Number
816
Name
A Machine Learning Tool for Assessing Student Clinical Reasoning in Predicting Cause of Death from Multi-System Anatomical Cadaveric Observations
Date & Time
Sunday, June 7, 2026, 5:30 PM - 7:00 PM
Location Name
Oglethorpe Ballroom
Authors
Adrian Bozocea, B.S., Medical College of Georgia, Augusta University, Augusta, Georgia Amogh Gadekar, B.S., Medical College of Georgia, Augusta University, Augusta, Georgia Shivum Lal, B.S., Medical College of Georgia, Augusta University, Augusta, Georgia Morganne Manuel, Ph.D., Medical College of Georgia, Augusta University, Augusta, Georgia Olivia Wireman, Ph.D., Medical College of Georgia, Augusta University, Augusta, Georgia Shannon Barwick, Ph.D., Medical College of Georgia, Augusta University, Augusta, Georgia Mindy Johnson, Ph.D., Medical College of Georgia, Augusta University, Augusta, Georgia
Presentation Topic(s)
Technology and Innovation
Description
PURPOSE
Cadaveric dissection remains central to medical education, offering
opportunities to explore anatomical factors relevant to patient outcomes.

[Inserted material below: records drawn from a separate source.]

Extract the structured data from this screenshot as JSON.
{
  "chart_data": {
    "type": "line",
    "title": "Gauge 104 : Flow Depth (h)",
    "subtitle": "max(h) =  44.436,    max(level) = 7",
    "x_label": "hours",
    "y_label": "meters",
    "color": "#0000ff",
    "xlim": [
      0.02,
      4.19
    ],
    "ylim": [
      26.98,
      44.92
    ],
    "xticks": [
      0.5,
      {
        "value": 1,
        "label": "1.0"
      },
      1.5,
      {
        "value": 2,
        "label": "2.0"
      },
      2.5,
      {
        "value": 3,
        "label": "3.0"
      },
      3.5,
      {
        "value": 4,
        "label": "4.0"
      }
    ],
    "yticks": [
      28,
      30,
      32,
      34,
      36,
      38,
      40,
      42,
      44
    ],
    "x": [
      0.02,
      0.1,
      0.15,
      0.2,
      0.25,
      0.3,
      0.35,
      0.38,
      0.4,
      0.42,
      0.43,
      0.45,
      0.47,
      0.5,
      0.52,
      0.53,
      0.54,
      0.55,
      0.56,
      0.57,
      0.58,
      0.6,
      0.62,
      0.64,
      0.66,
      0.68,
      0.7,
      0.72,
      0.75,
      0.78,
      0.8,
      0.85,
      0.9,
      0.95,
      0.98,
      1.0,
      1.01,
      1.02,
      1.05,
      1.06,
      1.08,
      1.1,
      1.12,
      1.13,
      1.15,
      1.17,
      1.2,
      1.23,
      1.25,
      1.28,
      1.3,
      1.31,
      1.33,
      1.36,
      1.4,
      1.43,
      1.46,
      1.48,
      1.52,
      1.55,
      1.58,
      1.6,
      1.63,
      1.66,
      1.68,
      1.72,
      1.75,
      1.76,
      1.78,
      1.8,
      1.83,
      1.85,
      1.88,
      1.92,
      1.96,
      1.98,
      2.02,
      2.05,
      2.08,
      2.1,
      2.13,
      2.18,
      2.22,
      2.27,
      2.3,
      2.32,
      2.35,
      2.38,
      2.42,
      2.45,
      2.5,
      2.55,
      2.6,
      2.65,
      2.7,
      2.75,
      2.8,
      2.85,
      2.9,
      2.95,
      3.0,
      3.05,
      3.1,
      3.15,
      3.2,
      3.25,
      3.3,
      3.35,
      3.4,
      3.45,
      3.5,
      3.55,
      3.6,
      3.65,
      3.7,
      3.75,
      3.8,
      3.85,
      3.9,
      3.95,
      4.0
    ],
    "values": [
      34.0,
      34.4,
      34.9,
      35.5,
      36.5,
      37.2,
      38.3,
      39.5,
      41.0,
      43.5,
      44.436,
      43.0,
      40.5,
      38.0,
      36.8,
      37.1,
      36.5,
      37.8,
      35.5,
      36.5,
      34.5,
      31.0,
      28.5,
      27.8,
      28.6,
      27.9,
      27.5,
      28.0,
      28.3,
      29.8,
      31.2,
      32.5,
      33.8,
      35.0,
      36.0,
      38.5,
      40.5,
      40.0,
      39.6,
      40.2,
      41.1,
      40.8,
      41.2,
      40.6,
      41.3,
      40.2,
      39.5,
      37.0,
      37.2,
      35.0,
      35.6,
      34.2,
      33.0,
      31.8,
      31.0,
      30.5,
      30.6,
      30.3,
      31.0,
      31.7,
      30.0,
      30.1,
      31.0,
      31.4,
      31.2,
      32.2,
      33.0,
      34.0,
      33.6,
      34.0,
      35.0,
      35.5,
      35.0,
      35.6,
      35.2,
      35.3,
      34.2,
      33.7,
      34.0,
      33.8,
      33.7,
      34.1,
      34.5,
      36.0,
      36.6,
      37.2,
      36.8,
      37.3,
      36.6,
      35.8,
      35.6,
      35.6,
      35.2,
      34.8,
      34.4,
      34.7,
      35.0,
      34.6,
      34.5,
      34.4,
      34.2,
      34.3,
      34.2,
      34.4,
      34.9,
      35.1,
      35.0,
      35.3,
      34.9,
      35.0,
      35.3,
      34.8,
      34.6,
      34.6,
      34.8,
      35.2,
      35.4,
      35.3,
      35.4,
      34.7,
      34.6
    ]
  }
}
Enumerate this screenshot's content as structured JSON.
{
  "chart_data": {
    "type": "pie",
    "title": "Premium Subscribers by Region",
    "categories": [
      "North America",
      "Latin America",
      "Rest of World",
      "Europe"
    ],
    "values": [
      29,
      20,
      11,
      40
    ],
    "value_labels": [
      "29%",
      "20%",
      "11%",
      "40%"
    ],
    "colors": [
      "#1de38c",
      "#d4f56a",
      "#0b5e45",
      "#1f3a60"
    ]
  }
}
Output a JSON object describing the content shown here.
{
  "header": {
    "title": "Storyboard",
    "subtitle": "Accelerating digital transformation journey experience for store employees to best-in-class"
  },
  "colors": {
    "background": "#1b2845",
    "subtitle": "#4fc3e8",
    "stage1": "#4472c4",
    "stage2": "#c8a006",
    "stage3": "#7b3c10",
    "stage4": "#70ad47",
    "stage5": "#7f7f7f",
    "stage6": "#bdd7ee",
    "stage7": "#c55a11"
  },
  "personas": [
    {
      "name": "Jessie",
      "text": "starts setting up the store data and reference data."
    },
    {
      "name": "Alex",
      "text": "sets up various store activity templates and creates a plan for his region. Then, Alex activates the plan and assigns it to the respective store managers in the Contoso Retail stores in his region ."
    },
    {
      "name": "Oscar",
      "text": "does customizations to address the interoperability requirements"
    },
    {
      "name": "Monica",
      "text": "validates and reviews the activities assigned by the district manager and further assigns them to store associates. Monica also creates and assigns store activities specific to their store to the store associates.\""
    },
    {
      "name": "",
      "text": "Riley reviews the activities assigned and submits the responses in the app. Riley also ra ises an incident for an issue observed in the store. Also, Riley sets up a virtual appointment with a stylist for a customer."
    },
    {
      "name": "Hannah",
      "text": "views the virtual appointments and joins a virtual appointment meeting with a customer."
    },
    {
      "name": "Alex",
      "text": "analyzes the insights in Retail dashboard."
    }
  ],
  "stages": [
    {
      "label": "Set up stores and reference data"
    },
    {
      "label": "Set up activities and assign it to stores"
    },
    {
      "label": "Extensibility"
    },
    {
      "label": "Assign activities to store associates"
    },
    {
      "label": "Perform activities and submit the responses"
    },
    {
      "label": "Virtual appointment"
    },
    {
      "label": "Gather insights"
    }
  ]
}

At
the Medical College of Georgia, students conduct postmortem investigations
that generate datasets encompassing anatomical variations, gross pathology,
and histopathology. However, these datasets remain difficult to use in
determining disease patterns and contextualizing donor demographics. This study
presents a reproducible supervised machine learning framework for
heterogeneous cadaveric data to compare model predictions against student
clinical reasoning, support future mixed-methods investigations, and
establish metrics for anatomy education quality improvement.
METHODS
This retrospective study utilized 337 anatomical observations across five
domains (demographics, musculoskeletal, cardiopulmonary-hematologic,
gastrointestinal-genitourinary, brain/head) from 49 donors in two cohorts.
The 2020-2021 cohort (n=24) served as training data and 2021-2022 (n=25) as
independent testing data. A three-stage feature engineering pipeline reduced
337 observations (69.2% categorical, 16.4% integer, 14.3% free-text) to 49-53
clinically interpretable predictors using quality filtering, statistical
feature selection, and composite feature creation. Models were trained to
predict five cause-of-death (COD) categories (cardiovascular, respiratory,
neoplasm, neurologic, multisystem) with class imbalance correction and
evaluated against student predictions.
RESULTS
Eleven algorithms were evaluated in baseline and tuned configurations, with
ensemble methods applied to top models. Random Forest achieved highest
performance (F1-score: 0.70) and 87% accuracy on independent tests versus 68%
student accuracy. Models performed best for cardiovascular and neurologic COD
and struggled with respiratory cases. Feature-importance analysis identified
heart enlargement, age-inappropriate thoracic and brain pathology,
lung/pleural abnormalities, and organ weights as key discriminators.
CONCLUSION
This study establishes the first reproducible supervised machine learning
framework for heterogeneous cadaveric datasets that outperformed student
reasoning. These findings highlight its potential as an educational reference
tool and a foundation for future anatomy curriculum and research.